In the second "now wait a minute here'' point, Oprah is described in these e-mails as wearing a Liz Claiborne dress -- hard to believe even in Oprah's pre-billionaire days. Oprah then supposedly stormed off the set, declaring that she will ''never'' wear another Liz Claiborne dress, and returned wearing a bathrobe -- a nice touch that, as ``The Mikado'' says, added verisimilitude to an otherwise bald and unconvincing narrative.
This urban legend was given voice by director Spike Lee: ''it definitely happened,'' he was quoted as saying in the October 1992 ''Esquire,'' [a piece written by my late friend Barbara Grizzuti Harrison] and he was quoted as urging every black woman in America to throw out any Liz Claiborne items in her closet and never buy another Claiborne garment again.
Other emails assured me that on Oprah's show -- unclear whether this was a different appearance or the same one -- Claiborne said she gave 30 percent of her dough to the Church of Satan, and that I should boycott her clothes for that reason.
Some very important ''duh'' moments here: Claiborne had already retired from her company in 1989, and she never did appear on Oprah.
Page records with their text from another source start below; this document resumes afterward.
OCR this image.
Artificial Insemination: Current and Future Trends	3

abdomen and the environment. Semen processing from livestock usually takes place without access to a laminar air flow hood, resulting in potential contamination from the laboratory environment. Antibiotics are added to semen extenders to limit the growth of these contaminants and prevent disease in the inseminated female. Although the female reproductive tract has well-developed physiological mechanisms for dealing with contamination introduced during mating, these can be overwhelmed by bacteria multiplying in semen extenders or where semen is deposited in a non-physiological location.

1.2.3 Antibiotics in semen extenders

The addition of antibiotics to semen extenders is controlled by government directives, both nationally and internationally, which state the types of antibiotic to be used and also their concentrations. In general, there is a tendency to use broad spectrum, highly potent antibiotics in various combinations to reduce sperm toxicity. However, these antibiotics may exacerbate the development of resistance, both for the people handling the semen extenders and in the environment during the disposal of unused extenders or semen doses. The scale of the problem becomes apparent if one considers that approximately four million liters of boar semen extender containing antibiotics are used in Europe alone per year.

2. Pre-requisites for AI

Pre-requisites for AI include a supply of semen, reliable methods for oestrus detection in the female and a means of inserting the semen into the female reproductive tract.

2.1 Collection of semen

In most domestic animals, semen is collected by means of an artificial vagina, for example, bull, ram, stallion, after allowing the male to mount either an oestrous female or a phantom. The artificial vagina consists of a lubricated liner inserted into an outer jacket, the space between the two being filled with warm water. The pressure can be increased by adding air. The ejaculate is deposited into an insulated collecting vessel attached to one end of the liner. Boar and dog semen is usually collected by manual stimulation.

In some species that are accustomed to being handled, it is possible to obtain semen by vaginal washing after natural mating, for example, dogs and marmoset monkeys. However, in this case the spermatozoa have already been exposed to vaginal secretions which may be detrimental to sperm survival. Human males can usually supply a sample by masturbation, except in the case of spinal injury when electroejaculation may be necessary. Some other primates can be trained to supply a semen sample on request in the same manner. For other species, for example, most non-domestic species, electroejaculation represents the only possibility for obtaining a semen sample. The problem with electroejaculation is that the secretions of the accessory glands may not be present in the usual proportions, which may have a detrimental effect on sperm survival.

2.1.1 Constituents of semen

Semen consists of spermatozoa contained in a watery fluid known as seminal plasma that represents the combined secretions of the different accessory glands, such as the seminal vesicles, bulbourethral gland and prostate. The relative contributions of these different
She had never been on Oprah's show at all. And if she had said either or both of these things, her stockholders would have stormed the courts and the feds to have her publicly hanged, drawn and quartered on Wall Street for ruining the value of their stock with such remarks.
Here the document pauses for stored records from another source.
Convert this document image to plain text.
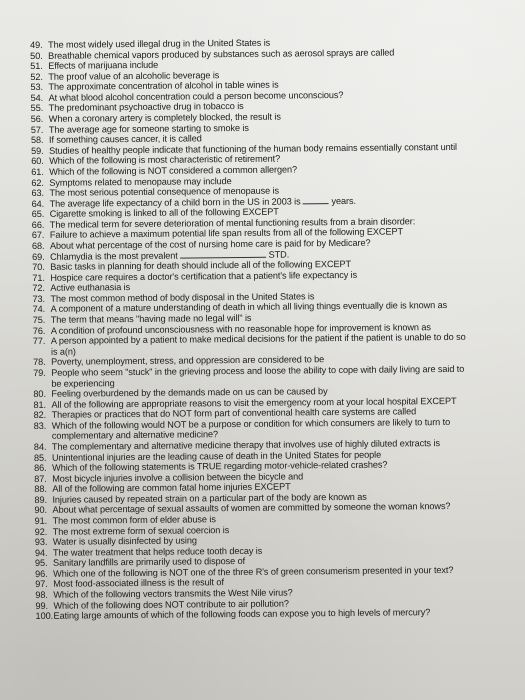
49. The most widely used illegal drug in the United States is
50. Breathable chemical vapors produced by substances such as aerosol sprays are called
51. Effects of marijuana include
52. The proof value of an alcoholic beverage is
53. The approximate concentration of alcohol in table wines is
54. At what blood alcohol concentration could a person become unconscious?
55. The predominant psychoactive drug in tobacco is
56. When a coronary artery is completely blocked, the result is
57. The average age for someone starting to smoke is
58. If something causes cancer, it is called
59. Studies of healthy people indicate that functioning of the human body remains essentially constant until
60. Which of the following is most characteristic of retirement?
61. Which of the following is NOT considered a common allergen?
62. Symptoms related to menopause may include
63. The most serious potential consequence of menopause is
64. The average life expectancy of a child born in the US in 2003 is	years.
65. Cigarette smoking is linked to all of the following EXCEPT
66. The medical term for severe deterioration of mental functioning results from a brain disorder:
67. Failure to achieve a maximum potential life span results from all of the following EXCEPT
68. About what percentage of the cost of nursing home care is paid for by Medicare?
69. Chlamydia is the most prevalent	STD.
70. Basic tasks in planning for death should include all of the following EXCEPT
71. Hospice care requires a doctor's certification that a patient's life expectancy is
72. Active euthanasia is
73. The most common method of body disposal in the United States is
74. A component of a mature understanding of death in which all living things eventually die is known as
75. The term that means "having made no legal will" is
76. A condition of profound unconsciousness with no reasonable hope for improvement is known as
77. A person appointed by a patient to make medical decisions for the patient if the patient is unable to do so
is a(n)
78. Poverty, unemployment, stress, and oppression are considered to be
79. People who seem "stuck" in the grieving process and loose the ability to cope with daily living are said to
be experiencing
80. Feeling overburdened by the demands made on us can be caused by
81. All of the following are appropriate reasons to visit the emergency room at your local hospital EXCEPT
82. Therapies or practices that do NOT form part of conventional health care systems are called
83. Which of the following would NOT be a purpose or condition for which consumers are likely to turn to
complementary and alternative medicine?
84. The complementary and alternative medicine therapy that involves use of highly diluted extracts is
85. Unintentional injuries are the leading cause of death in the United States for people
86. Which of the following statements is TRUE regarding motor-vehicle-related crashes?
87. Most bicycle injuries involve a collision between the bicycle and
88. All of the following are common fatal home injuries EXCEPT
89. Injuries caused by repeated strain on a particular part of the body are known as
90. About what percentage of sexual assaults of women are committed by someone the woman knows?
91. The most common form of elder abuse is
92. The most extreme form of sexual coercion is
93. Water is usually disinfected by using
94. The water treatment that helps reduce tooth decay is
95. Sanitary landfills are primarily used to dispose of
96. Which one of the following is NOT one of the three R's of green consumerism presented in your text?
97. Most food-associated illness is the result of
98. Which of the following vectors transmits the West Nile virus?
99. Which of the following does NOT contribute to air pollution?
100. Eating large amounts of which of the following foods can expose you to high levels of mercury?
But who bothers to check when the story is so juicy and the ''send'' button is so easy?
Anyone who's opened an e-mail in the last decade has received some of these Internet urban legends. Perfectly sensible people [including some of my relatives] who would never give a moment's credence to a poison pen letter, or to the ''hook on the car door'' or ''black widows in the beehive'' tales, have no qualms about swallowing and forwarding, eagerly and gullibly, any curious rumor that lands in their in-basket, whether it's political or cultural -- alarming messages about gas boycotts and fast food telemarketing and tainted tampons and gang initiation rituals and dying children trying to set a world record for receiving greeting cards.
Almost all of these can be easily checked out and knocked down by using the same tool that spread them: the Internet, at debunking sites like snopes.com and urbanlegends.com. Sometimes I look them up and send the facts back to the sender. Sometimes ... well, some people are beyond help. Our tendency to kowtow to both ''authority'' voices and to technology combines for the worst of both: if it's on the Internet, it must be true.
It won't really matter, I suppose -- until the Internet cries wolf once too often.